U.S. Pat. No. 3,885,894 (1975) to Sikes discloses a peristaltic pump in which the roller elements are spring biased toward the raceway walls. The roller elements are, simultaneously, limited with respect to how close they may approach the race way walls. An adjustable stop sets a predetermined minimum gap between the race way walls and the roller elements. The Sikes ('894) invention allow the roller elements to self-adjust, to the extent of the preset minimum gap, to tubing variations.
Further prior art patents of interest that teach various means of adjusting roller position and, therefore, tubing occlusion in peristaltic pumps include: U.S. Pat. No. 315,667 (1885) to Serdinko in which roller position is adjusted by thumb screws. U.S. Pat. No. 460,944 (1891) to Burson in which roller position is adjusted via a gear wheel. U.S. Pat. No. 487,136 (1892) to Truax in which roller position is adjusted by turning a disc which engages the roller arms. U.S. Pat. No. 3,079,868 (1963) to Ormsby in which roller position may be adjusted by turning a screw which then engages a compression spring which then directs the roller towards the race way wall. U.S. Pat. No. 3,787,148 (1974) to Kopf in which rollers are drawn inward away from the tubing, when a slot cam is rotated clockwise.

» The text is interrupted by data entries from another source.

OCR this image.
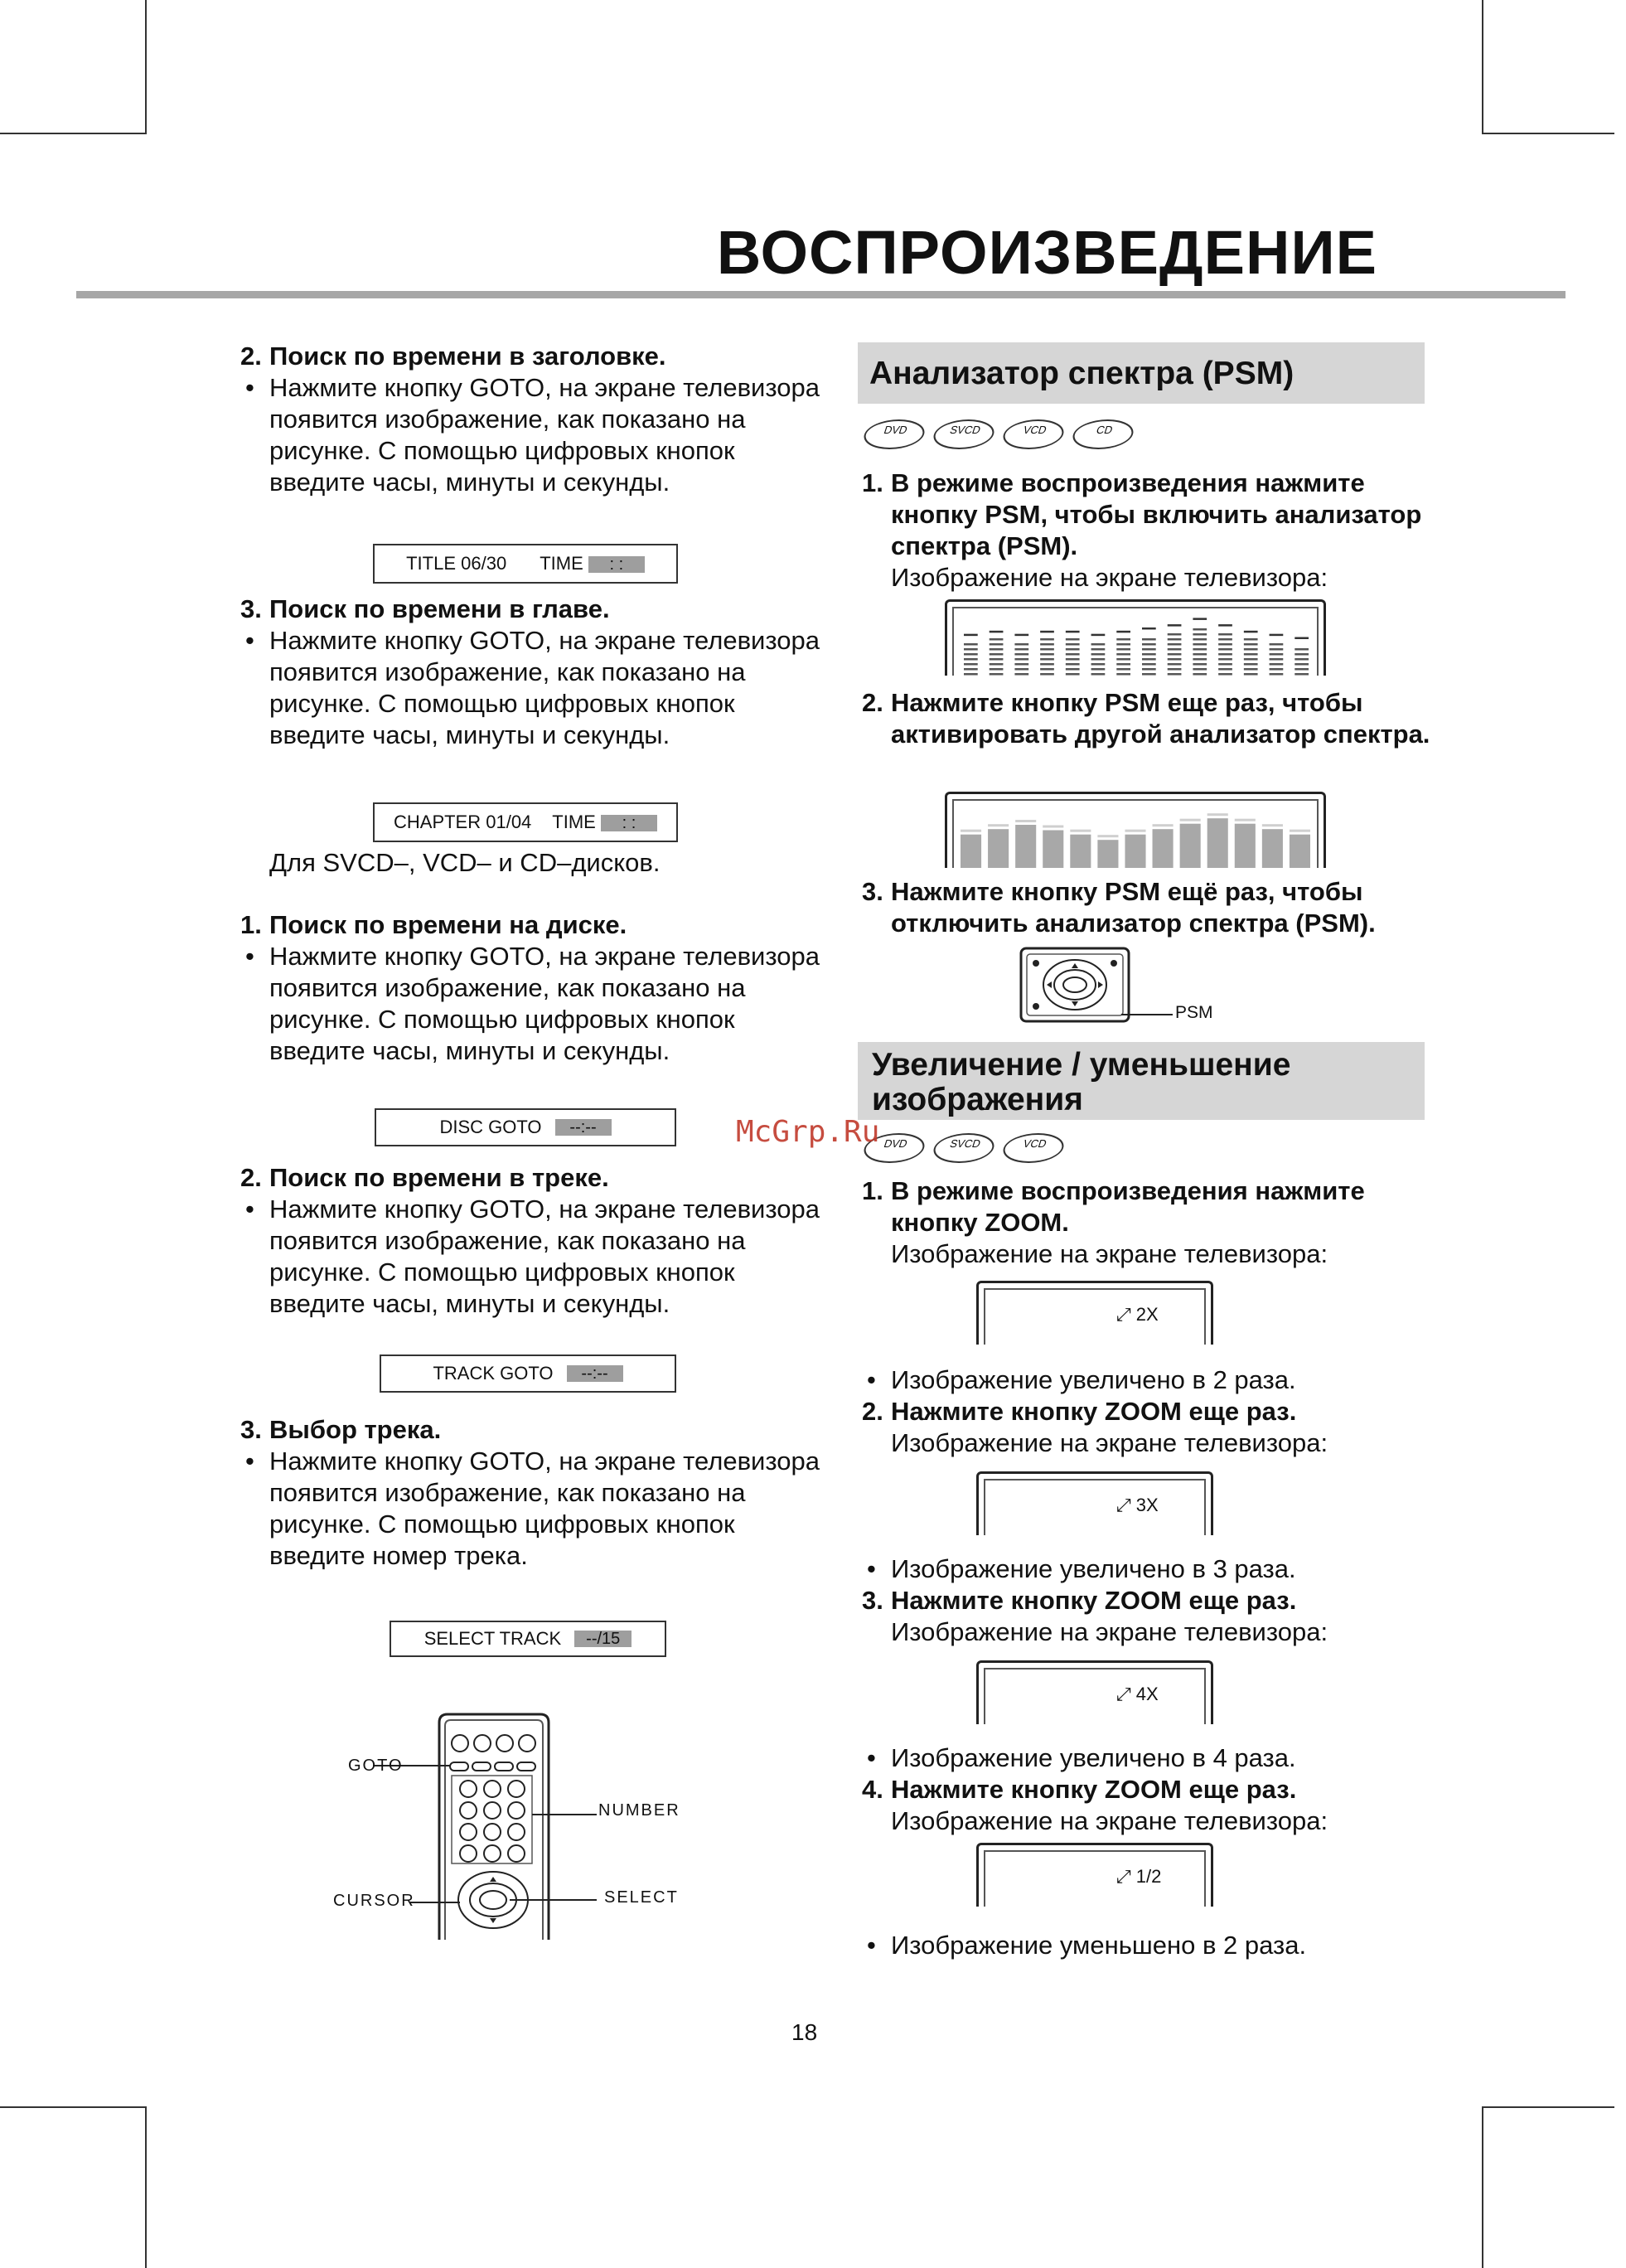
ВОСПРОИЗВЕДЕНИЕ
2. Поиск по времени в заголовке.
• Нажмите кнопку GOTO, на экране телевизора появится изображение, как показано на рисунке. С помощью цифровых кнопок введите часы, минуты и секунды.
TITLE 06/30 TIME : :
3. Поиск по времени в главе.
• Нажмите кнопку GOTO, на экране телевизора появится изображение, как показано на рисунке. С помощью цифровых кнопок введите часы, минуты и секунды.
CHAPTER 01/04 TIME : :
Для SVCD–, VCD– и CD–дисков.
1. Поиск по времени на диске.
• Нажмите кнопку GOTO, на экране телевизора появится изображение, как показано на рисунке. С помощью цифровых кнопок введите часы, минуты и секунды.
DISC GOTO	--:--
2. Поиск по времени в треке.
• Нажмите кнопку GOTO, на экране телевизора появится изображение, как показано на рисунке. С помощью цифровых кнопок введите часы, минуты и секунды.
TRACK GOTO	--:--
3. Выбор трека.
• Нажмите кнопку GOTO, на экране телевизора появится изображение, как показано на рисунке. С помощью цифровых кнопок введите номер трека.
SELECT TRACK	--/15
GOTO
NUMBER
CURSOR	SELECT
Анализатор спектра (PSM)
DVD	SVCD	VCD	CD
1. В режиме воспроизведения нажмите кнопку PSM, чтобы включить анализатор спектра (PSM).
Изображение на экране телевизора:
2. Нажмите кнопку PSM еще раз, чтобы активировать другой анализатор спектра.
3. Нажмите кнопку PSM ещё раз, чтобы отключить анализатор спектра (PSM).
PSM
Увеличение / уменьшение
изображения
DVD	SVCD	VCD
McGrp.Ru
1. В режиме воспроизведения нажмите кнопку ZOOM.
Изображение на экране телевизора:
⤢ 2X
• Изображение увеличено в 2 раза.
2. Нажмите кнопку ZOOM еще раз.
Изображение на экране телевизора:
⤢ 3X
• Изображение увеличено в 3 раза.
3. Нажмите кнопку ZOOM еще раз.
Изображение на экране телевизора:
⤢ 4X
• Изображение увеличено в 4 раза.
4. Нажмите кнопку ZOOM еще раз.
Изображение на экране телевизора:
⤢ 1/2
• Изображение уменьшено в 2 раза.
18
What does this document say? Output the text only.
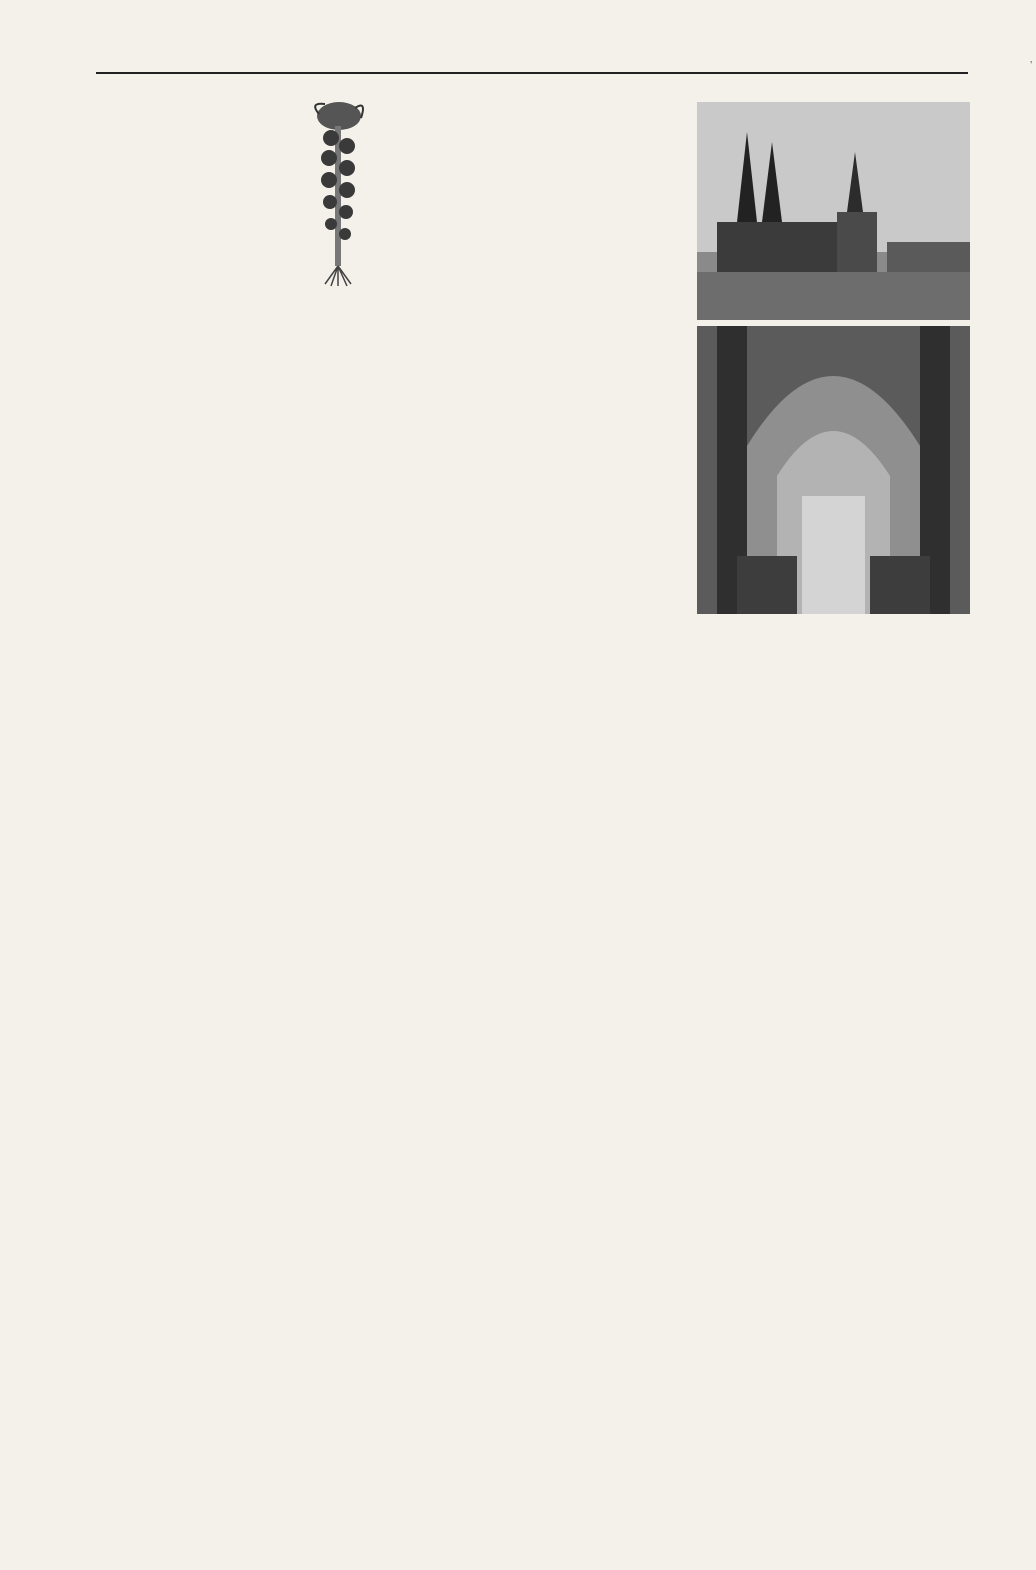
'
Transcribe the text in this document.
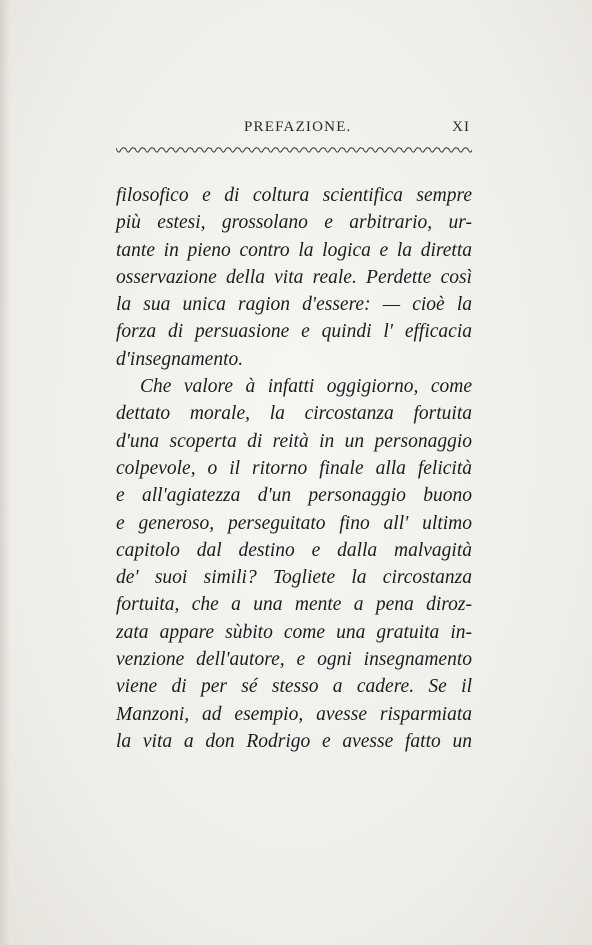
PREFAZIONE.	XI
filosofico e di coltura scientifica sempre
più estesi, grossolano e arbitrario, ur-
tante in pieno contro la logica e la diretta
osservazione della vita reale. Perdette così
la sua unica ragion d'essere: — cioè la
forza di persuasione e quindi l' efficacia
d'insegnamento.
Che valore à infatti oggigiorno, come
dettato morale, la circostanza fortuita
d'una scoperta di reità in un personaggio
colpevole, o il ritorno finale alla felicità
e all'agiatezza d'un personaggio buono
e generoso, perseguitato fino all' ultimo
capitolo dal destino e dalla malvagità
de' suoi simili? Togliete la circostanza
fortuita, che a una mente a pena diroz-
zata appare sùbito come una gratuita in-
venzione dell'autore, e ogni insegnamento
viene di per sé stesso a cadere. Se il
Manzoni, ad esempio, avesse risparmiata
la vita a don Rodrigo e avesse fatto un
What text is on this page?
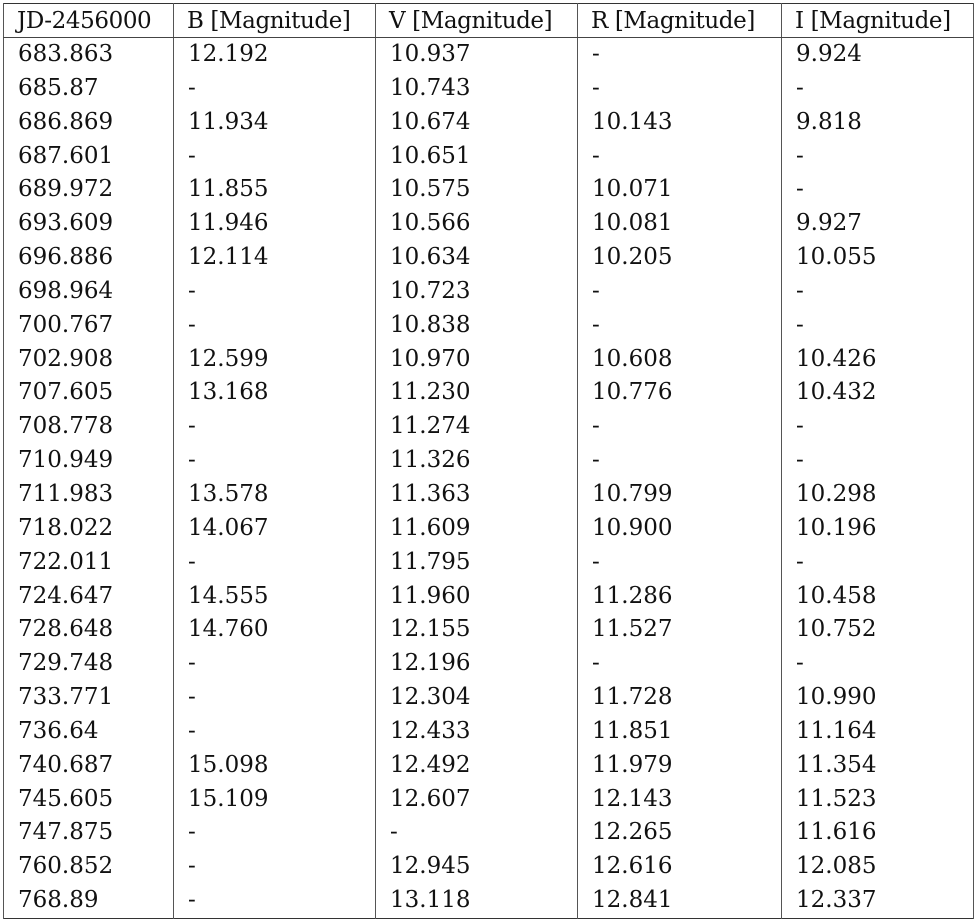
JD-2456000	B [Magnitude]	V [Magnitude]	R [Magnitude]	I [Magnitude]
683.863	12.192	10.937	-	9.924
685.87	-	10.743	-	-
686.869	11.934	10.674	10.143	9.818
687.601	-	10.651	-	-
689.972	11.855	10.575	10.071	-
693.609	11.946	10.566	10.081	9.927
696.886	12.114	10.634	10.205	10.055
698.964	-	10.723	-	-
700.767	-	10.838	-	-
702.908	12.599	10.970	10.608	10.426
707.605	13.168	11.230	10.776	10.432
708.778	-	11.274	-	-
710.949	-	11.326	-	-
711.983	13.578	11.363	10.799	10.298
718.022	14.067	11.609	10.900	10.196
722.011	-	11.795	-	-
724.647	14.555	11.960	11.286	10.458
728.648	14.760	12.155	11.527	10.752
729.748	-	12.196	-	-
733.771	-	12.304	11.728	10.990
736.64	-	12.433	11.851	11.164
740.687	15.098	12.492	11.979	11.354
745.605	15.109	12.607	12.143	11.523
747.875	-	-	12.265	11.616
760.852	-	12.945	12.616	12.085
768.89	-	13.118	12.841	12.337
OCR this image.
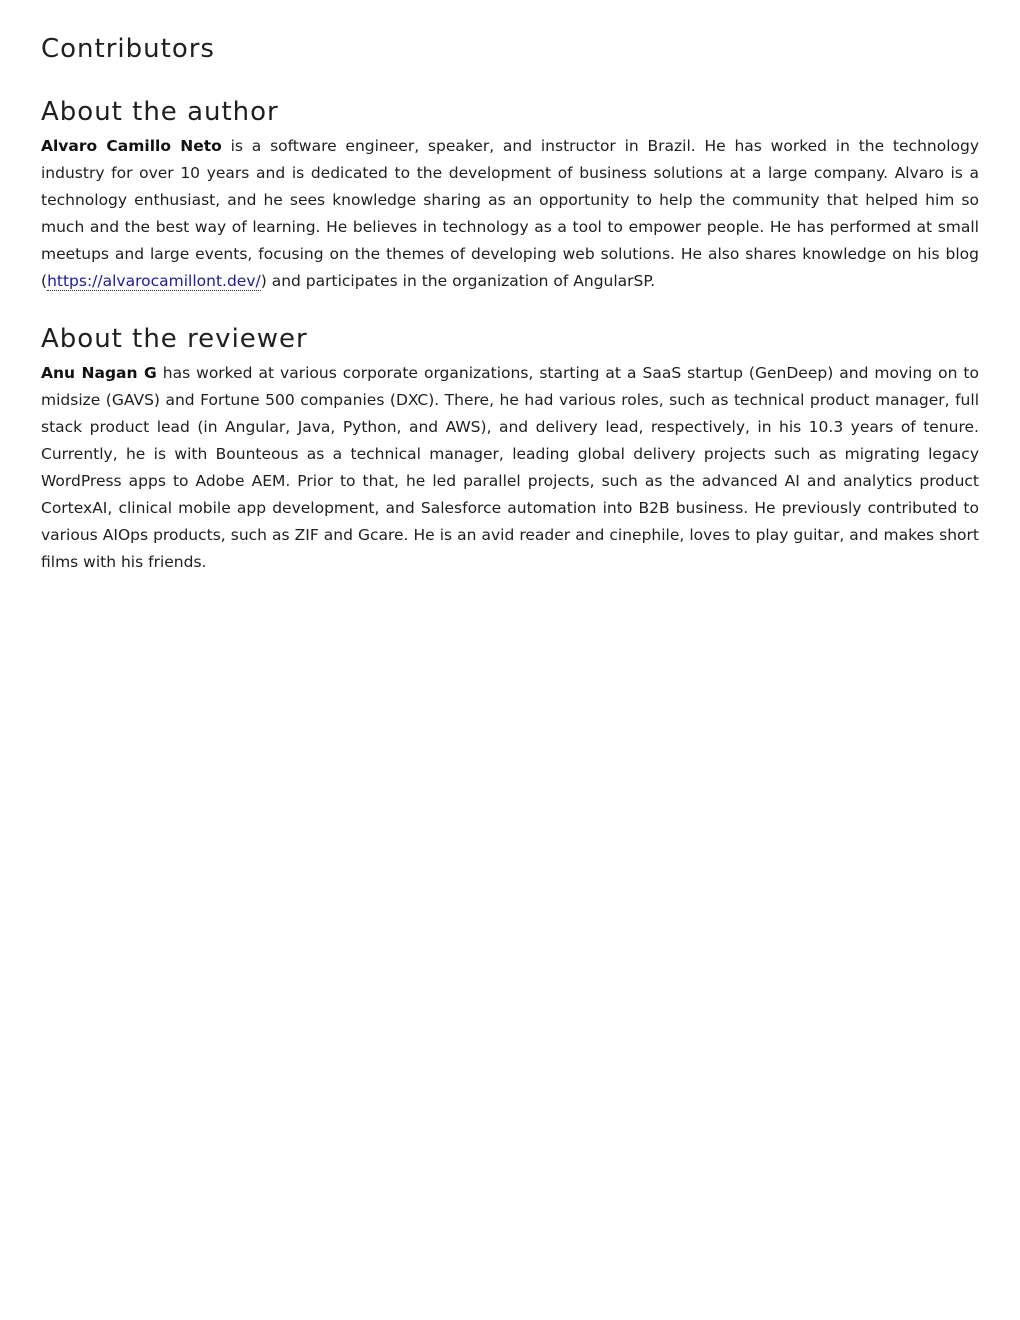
Contributors
About the author

Alvaro Camillo Neto is a software engineer, speaker, and instructor in Brazil. He has worked in the technology industry for over 10 years and is dedicated to the development of business solutions at a large company. Alvaro is a technology enthusiast, and he sees knowledge sharing as an opportunity to help the community that helped him so much and the best way of learning. He believes in technology as a tool to empower people. He has performed at small meetups and large events, focusing on the themes of developing web solutions. He also shares knowledge on his blog (https://alvarocamillont.dev/) and participates in the organization of AngularSP.

About the reviewer

Anu Nagan G has worked at various corporate organizations, starting at a SaaS startup (GenDeep) and moving on to midsize (GAVS) and Fortune 500 companies (DXC). There, he had various roles, such as technical product manager, full stack product lead (in Angular, Java, Python, and AWS), and delivery lead, respectively, in his 10.3 years of tenure. Currently, he is with Bounteous as a technical manager, leading global delivery projects such as migrating legacy WordPress apps to Adobe AEM. Prior to that, he led parallel projects, such as the advanced AI and analytics product CortexAI, clinical mobile app development, and Salesforce automation into B2B business. He previously contributed to various AIOps products, such as ZIF and Gcare. He is an avid reader and cinephile, loves to play guitar, and makes short films with his friends.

The following prior art peristaltic pump improvements may also be of interest:
U.S. Pat. No. 5,052,900 (1991) to Austin discloses a pressure relief valve for positive pressure pumps, such as peristaltic pumps. The valve comprises a piece of bypass tubing connecting the outlet end of a tubing loop to the inlet end. A pressure limiting device is centered on the bypass tubing. The pressure limiting means consists of two bars placed on opposing sides of the bypass tubing and connected at their ends by elastic bands. When the bypass tubing contains enough fluid to exert sufficient pressure, the bars are displaced away from each other allowing the fluid to flow from the outlet to the inlet region of the tubing.
U.S. Pat. No. 4,650,471 (1987) to Tamari discloses a flow regulating device for a peristaltic pump that comprises an outer tube that surrounds the inner flexible fluid containing tube, thereby forming a chamber. The outer tube contains at least two access ports communicating with the inner chamber. Pressure gauges, occlusion regulating devices, alarm systems and other such devices can be attached to the access ports.
The present invention offers many advantages over the prior art. Many prior art occlusion detectors may only detect and adjust occlusion at the outset of a procedure, but not while the peristaltic pump is in motion. This is a problem because often during the course of a procedure the shape of the tubing distorts; therefore, a degree of occlusion set at the outset of a procedure will under or over occlude the distorted tubing during the course of a procedure. Additionally, the degree of occlusion may not be changed at will in prior art pumps during the course of a procedure.
Furthermore, many prior art pumps require lengthy set up times. In prior art pumps lacking retractable rollers, it is difficult to load the tubing into the pump raceway during pump set up. Additionally, many prior art pumps require extra tubing to set the desired degree of occlusion at the outset of the procedure.